By Mark B. Borg, Jr., Ph.D., author of Don’t Be a Dick: Change Yourself, Change the World
After weeks of lock-down in quarantine, my patient, Joe pops up on my computer screen for his regular psychotherapy session and says, “Dr. Borg, I keep on having this dream where I am a lifeguard on the beach, but each time someone is drowning I realize that I don’t have my bathing suit on. I am then confronted with the horrible realization that to save someone’s life will require me to embarrass and humiliate myself.”
The very first thing that one is taught in military lifeguard school is how to beat the holy hell out of the drowning victim—the very one who you are also attempting to save. The reason for this is that to a person who is drowning (that is, dying) the lifeguard represents just one thing: a breath. The desperation of the drowning person can be so extreme that, to the lifeguard, the drowning person represents a legitimate threat to her or his life. The only way for a lifeguard to both succeed and survive the difficult and dangerous task of saving a dying person is to take care of themself and others simultaneously.
Being an ex-military lifeguard and a clinical/community psychologist working in New York City who survived a good, solid ten days of COVID-19-related symptoms, I can tell you that taking care of ourselves in this pandemic is taking care of others. Ours is a collective experience where the psychology of personal responsibility and the constellation of personal/community/societal/global responses intersect and interact in ways that will have long-term ramifications for when and how we are transformed—positively and negatively—by this world crisis.
My co-authors and colleagues, Danny Berry, Dr. Grant Brenner and I have been developing a concept that we refer to as relationship sanity. It is a dynamic of healthy relationship where the people in relationship create and maintain a balance of giving and receiving, loving and being loved, as well as a reciprocity in the act of caring and being cared for. When we access the most up-to-date information about what is going in our world (specifically regarding safeguarding ourselves and others from exposure to the coronavirus), how to protect ourselves and each other, and then act accordingly—yes, I am talking about wearing your mask here—we can claim to be in a state of relationship sanity with, in, and for our world (i.e., all of us who exist here within it).
In contrast, is it not insane—relationship-wise and formally, clinically—to put ourselves and our neighbors at risk?
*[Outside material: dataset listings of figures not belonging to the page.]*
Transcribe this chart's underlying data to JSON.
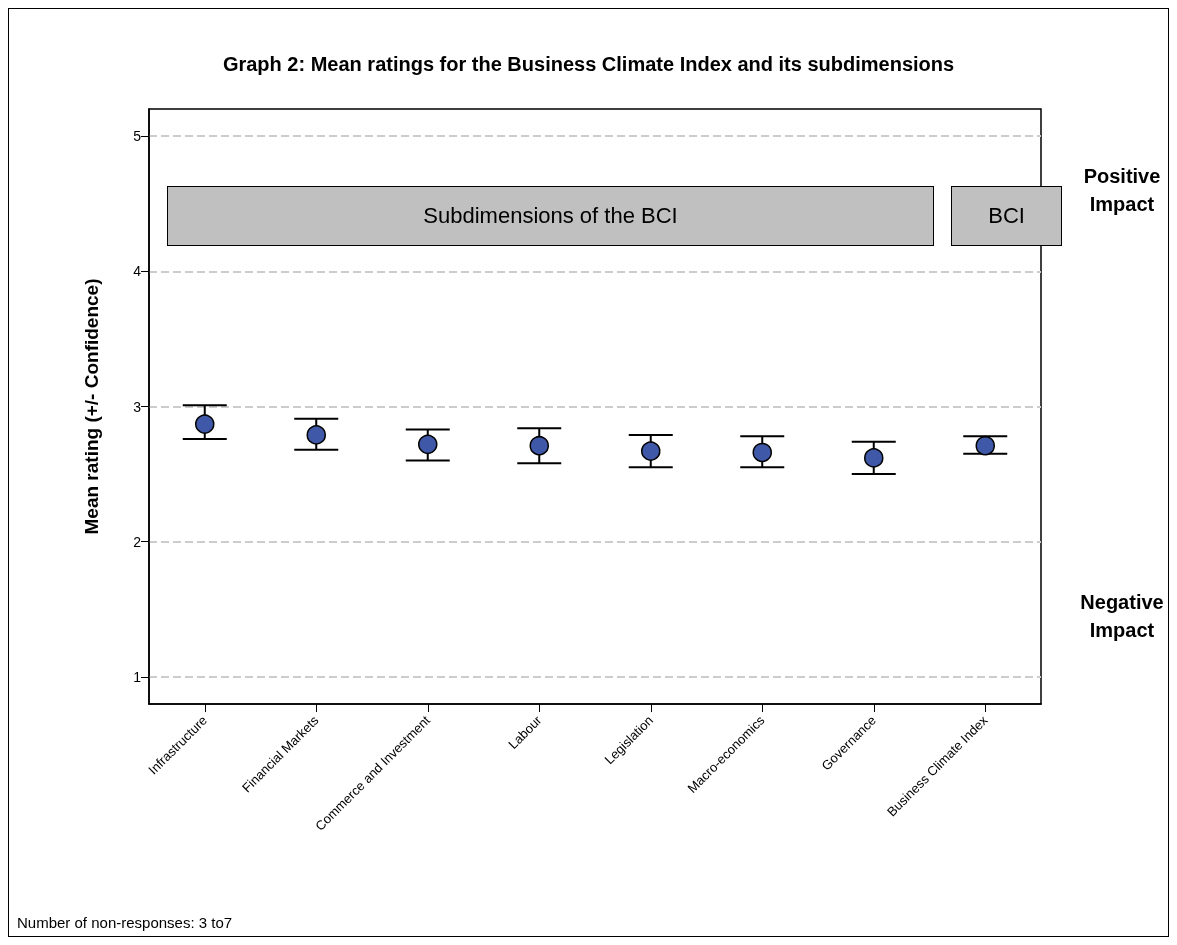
{
  "chart_data": {
    "type": "scatter",
    "title": "Graph 2: Mean ratings for the Business Climate Index and its subdimensions",
    "ylabel": "Mean rating (+/- Confidence)",
    "categories": [
      "Infrastructure",
      "Financial Markets",
      "Commerce and Investment",
      "Labour",
      "Legislation",
      "Macro-economics",
      "Governance",
      "Business Climate Index"
    ],
    "series": [
      {
        "color": "#3f58a8",
        "values": [
          2.87,
          2.79,
          2.72,
          2.71,
          2.67,
          2.66,
          2.62,
          2.71
        ],
        "errors": [
          [
            2.76,
            3.01
          ],
          [
            2.68,
            2.91
          ],
          [
            2.6,
            2.83
          ],
          [
            2.58,
            2.84
          ],
          [
            2.55,
            2.79
          ],
          [
            2.55,
            2.78
          ],
          [
            2.5,
            2.74
          ],
          [
            2.65,
            2.78
          ]
        ]
      }
    ],
    "ylim": [
      0.8,
      5.2
    ],
    "yticks": [
      1,
      2,
      3,
      4,
      5
    ],
    "grid": "y",
    "marker": "circle",
    "annotations": [
      "Subdimensions of the BCI",
      "BCI",
      "Positive Impact",
      "Negative Impact",
      "Number of non-responses: 3 to7"
    ]
  }
}
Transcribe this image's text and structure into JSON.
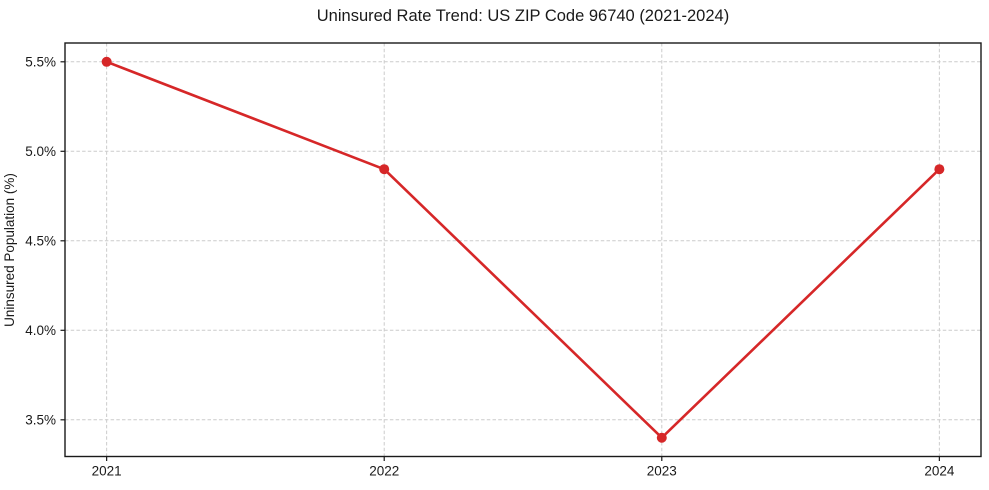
{
  "chart_data": {
    "type": "line",
    "title": "Uninsured Rate Trend: US ZIP Code 96740 (2021-2024)",
    "xlabel": "",
    "ylabel": "Uninsured Population (%)",
    "x": [
      2021,
      2022,
      2023,
      2024
    ],
    "series": [
      {
        "name": "uninsured-rate",
        "values": [
          5.5,
          4.9,
          3.4,
          4.9
        ]
      }
    ],
    "xticks": {
      "values": [
        2021,
        2022,
        2023,
        2024
      ],
      "labels": [
        "2021",
        "2022",
        "2023",
        "2024"
      ]
    },
    "yticks": {
      "values": [
        3.5,
        4.0,
        4.5,
        5.0,
        5.5
      ],
      "labels": [
        "3.5%",
        "4.0%",
        "4.5%",
        "5.0%",
        "5.5%"
      ]
    },
    "xlim": [
      2020.85,
      2024.15
    ],
    "ylim": [
      3.295,
      5.605
    ],
    "grid": true,
    "grid_style": "dashed",
    "legend": "none",
    "colors": {
      "line": "#d62728",
      "marker": "#d62728",
      "grid": "#cccccc",
      "spine": "#1a1a1a",
      "text": "#1a1a1a",
      "background": "#ffffff"
    },
    "marker_radius": 5,
    "line_width": 2.6
  }
}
And even if you are like me (and my wife) and already went through the hell of coronavirus (and therefore have developed antibodies), the wearing of a mask serves as a symbol of solidarity and a commitment to care for ourselves and our neighbors no matter what. Not to mention, regarding being immune from re-infection, there remains a mixed message of when and how one can actually consider oneself safe. If you’d experienced coronavirus firsthand as I have—both by contracting it myself and having friends, colleagues, and patients killed by it—you might feel that calling those who do put on their protective gear “masked crusaders,” heroes who are committed to the health and healing of our world, is anything but an exaggeration.
“Maybe it’s not either/or, Joe?” I suggest in response to his dream. “Did you think that perhaps you could put your trunks on before you go out to save the drowning person?”